Par arrêté du 26 février 2024, le préfet des Bouches-du-Rhône a délégué l’exercice du droit de préemption à l’Etablissement Public Foncier Provence-Alpes-Côte d’Azur.
Dans le secteur de mixité sociale et à proximité du centre-ville se trouve l’ensemble immobilier sis [Adresse 29] à [Localité 28].
Par déclaration d’intention d’aliéner (DIA) reçue en mairie le 23 janvier 2024, l’indivision [K]-[E] a déclaré vouloir vendre le bien immobilier [Adresse 29] à [Localité 28], parcelles cadastrées Section BC n°[Cadastre 15] (648 m2) et BC n°[Cadastre 17] (192 m2), pour un prix de vente de 1.400.000 € et 84.000 € de frais d’agence.

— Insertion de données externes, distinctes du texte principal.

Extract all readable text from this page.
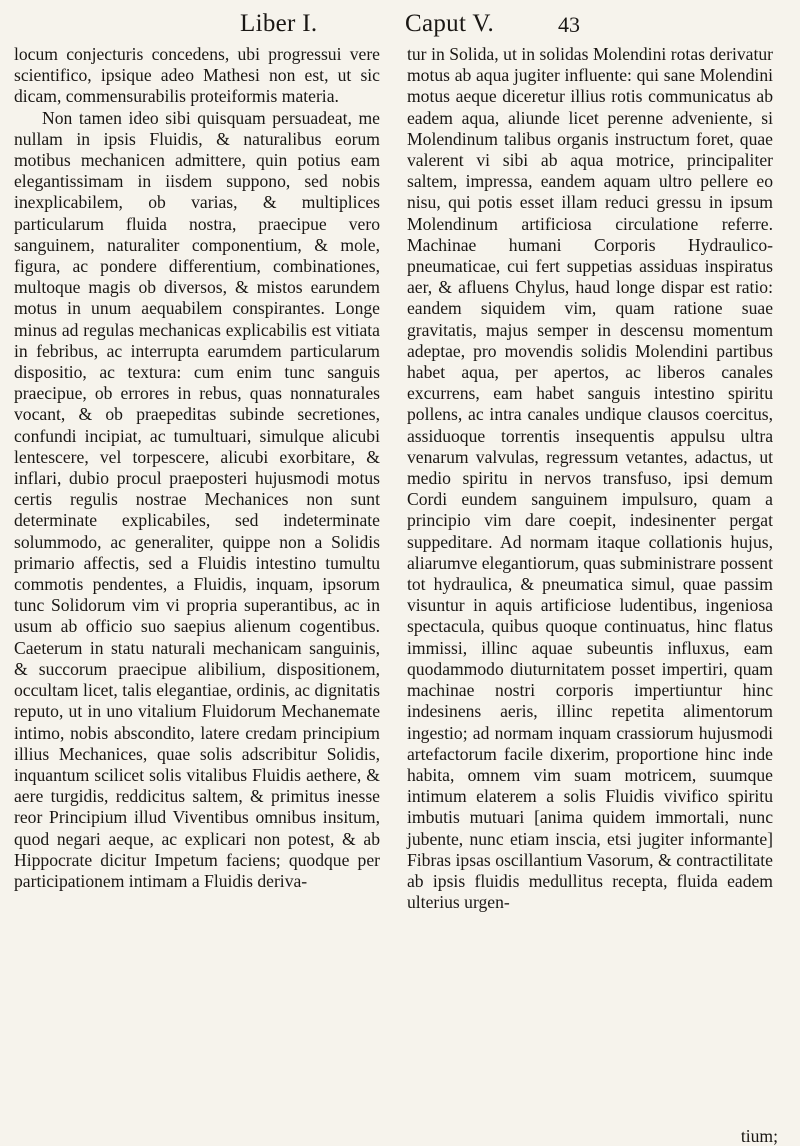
Liber I.	Caput V.	43

locum conjecturis concedens, ubi progressui vere scientifico, ipsique adeo Mathesi non est, ut sic dicam, commensurabilis proteiformis materia.

Non tamen ideo sibi quisquam persuadeat, me nullam in ipsis Fluidis, & naturalibus eorum motibus mechanicen admittere, quin potius eam elegantissimam in iisdem suppono, sed nobis inexplicabilem, ob varias, & multiplices particularum fluida nostra, praecipue vero sanguinem, naturaliter componentium, & mole, figura, ac pondere differentium, combinationes, multoque magis ob diversos, & mistos earundem motus in unum aequabilem conspirantes. Longe minus ad regulas mechanicas explicabilis est vitiata in febribus, ac interrupta earumdem particularum dispositio, ac textura: cum enim tunc sanguis praecipue, ob errores in rebus, quas nonnaturales vocant, & ob praepeditas subinde secretiones, confundi incipiat, ac tumultuari, simulque alicubi lentescere, vel torpescere, alicubi exorbitare, & inflari, dubio procul praeposteri hujusmodi motus certis regulis nostrae Mechanices non sunt determinate explicabiles, sed indeterminate solummodo, ac generaliter, quippe non a Solidis primario affectis, sed a Fluidis intestino tumultu commotis pendentes, a Fluidis, inquam, ipsorum tunc Solidorum vim vi propria superantibus, ac in usum ab officio suo saepius alienum cogentibus. Caeterum in statu naturali mechanicam sanguinis, & succorum praecipue alibilium, dispositionem, occultam licet, talis elegantiae, ordinis, ac dignitatis reputo, ut in uno vitalium Fluidorum Mechanemate intimo, nobis abscondito, latere credam principium illius Mechanices, quae solis adscribitur Solidis, inquantum scilicet solis vitalibus Fluidis aethere, & aere turgidis, reddicitus saltem, & primitus inesse reor Principium illud Viventibus omnibus insitum, quod negari aeque, ac explicari non potest, & ab Hippocrate dicitur Impetum faciens; quodque per participationem intimam a Fluidis deriva-

tur in Solida, ut in solidas Molendini rotas derivatur motus ab aqua jugiter influente: qui sane Molendini motus aeque diceretur illius rotis communicatus ab eadem aqua, aliunde licet perenne adveniente, si Molendinum talibus organis instructum foret, quae valerent vi sibi ab aqua motrice, principaliter saltem, impressa, eandem aquam ultro pellere eo nisu, qui potis esset illam reduci gressu in ipsum Molendinum artificiosa circulatione referre. Machinae humani Corporis Hydraulico-pneumaticae, cui fert suppetias assiduas inspiratus aer, & afluens Chylus, haud longe dispar est ratio: eandem siquidem vim, quam ratione suae gravitatis, majus semper in descensu momentum adeptae, pro movendis solidis Molendini partibus habet aqua, per apertos, ac liberos canales excurrens, eam habet sanguis intestino spiritu pollens, ac intra canales undique clausos coercitus, assiduoque torrentis insequentis appulsu ultra venarum valvulas, regressum vetantes, adactus, ut medio spiritu in nervos transfuso, ipsi demum Cordi eundem sanguinem impulsuro, quam a principio vim dare coepit, indesinenter pergat suppeditare. Ad normam itaque collationis hujus, aliarumve elegantiorum, quas subministrare possent tot hydraulica, & pneumatica simul, quae passim visuntur in aquis artificiose ludentibus, ingeniosa spectacula, quibus quoque continuatus, hinc flatus immissi, illinc aquae subeuntis influxus, eam quodammodo diuturnitatem posset impertiri, quam machinae nostri corporis impertiuntur hinc indesinens aeris, illinc repetita alimentorum ingestio; ad normam inquam crassiorum hujusmodi artefactorum facile dixerim, proportione hinc inde habita, omnem vim suam motricem, suumque intimum elaterem a solis Fluidis vivifico spiritu imbutis mutuari [anima quidem immortali, nunc jubente, nunc etiam inscia, etsi jugiter informante] Fibras ipsas oscillantium Vasorum, & contractilitate ab ipsis fluidis medullitus recepta, fluida eadem ulterius urgen-

tium;
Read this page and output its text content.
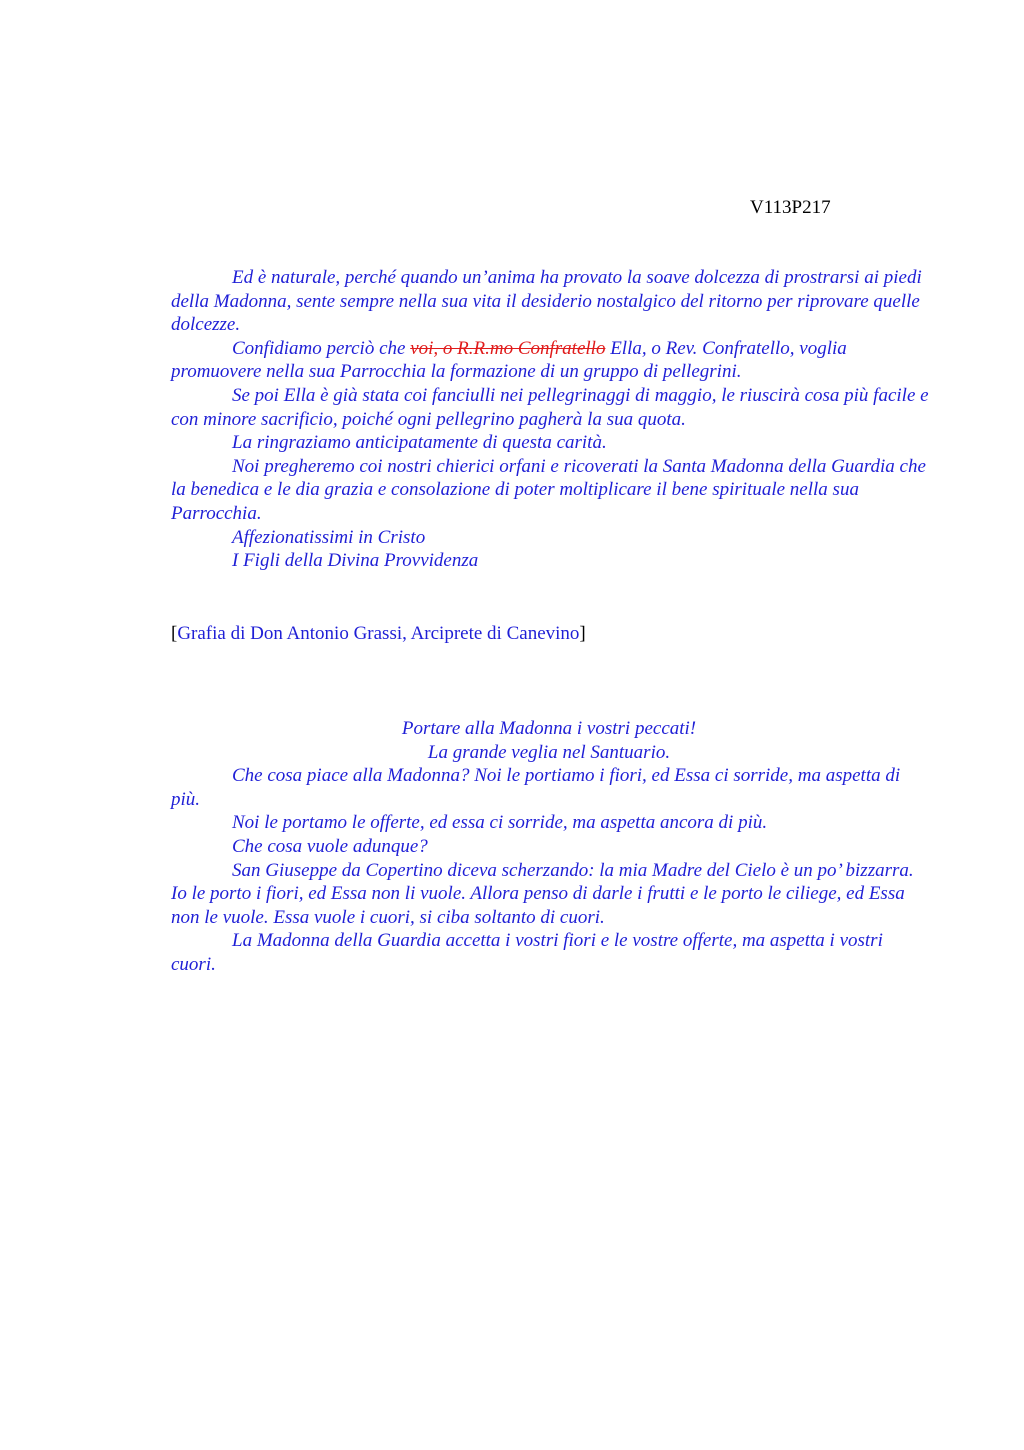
V113P217

Ed è naturale, perché quando un’anima ha provato la soave dolcezza di prostrarsi ai piedi della Madonna, sente sempre nella sua vita il desiderio nostalgico del ritorno per riprovare quelle dolcezze.

Confidiamo perciò che voi, o R.R.mo Confratello Ella, o Rev. Confratello, voglia promuovere nella sua Parrocchia la formazione di un gruppo di pellegrini.

Se poi Ella è già stata coi fanciulli nei pellegrinaggi di maggio, le riuscirà cosa più facile e con minore sacrificio, poiché ogni pellegrino pagherà la sua quota.

La ringraziamo anticipatamente di questa carità.

Noi pregheremo coi nostri chierici orfani e ricoverati la Santa Madonna della Guardia che la benedica e le dia grazia e consolazione di poter moltiplicare il bene spirituale nella sua Parrocchia.

Affezionatissimi in Cristo

I Figli della Divina Provvidenza

[Grafia di Don Antonio Grassi, Arciprete di Canevino]

Portare alla Madonna i vostri peccati!

La grande veglia nel Santuario.

Che cosa piace alla Madonna? Noi le portiamo i fiori, ed Essa ci sorride, ma aspetta di più.

Noi le portamo le offerte, ed essa ci sorride, ma aspetta ancora di più.

Che cosa vuole adunque?

San Giuseppe da Copertino diceva scherzando: la mia Madre del Cielo è un po’ bizzarra. Io le porto i fiori, ed Essa non li vuole. Allora penso di darle i frutti e le porto le ciliege, ed Essa non le vuole. Essa vuole i cuori, si ciba soltanto di cuori.

La Madonna della Guardia accetta i vostri fiori e le vostre offerte, ma aspetta i vostri cuori.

Par décision n°2024-23 du 10 avril 2024, l’EPF PACA a décidé d'exercer son droit de préemption, et fait une offre d’acquérir le bien susvisé pour un prix de 1.140.000 €.
Par courrier reçu le 27 mai 2024 les consorts [K]-[E] ont fait connaître à l'EPF PACA leur refus du prix proposé et le maintien du prix mentionné dans la DIA.
Par mémoire reçu au greffe le 11 juin 2024, l’EFP PACA a saisi la juridiction d’une demande de fixation du prix d’aliénation de l’ensemble immobilier sis [Adresse 29] à [Localité 28], parcelles cadastrées Section BC n°[Cadastre 15] (588 m2) BC n° [Cadastre 16] (648 m2) et BC n°[Cadastre 17] (192 m2), au prix de 1.140.000 €.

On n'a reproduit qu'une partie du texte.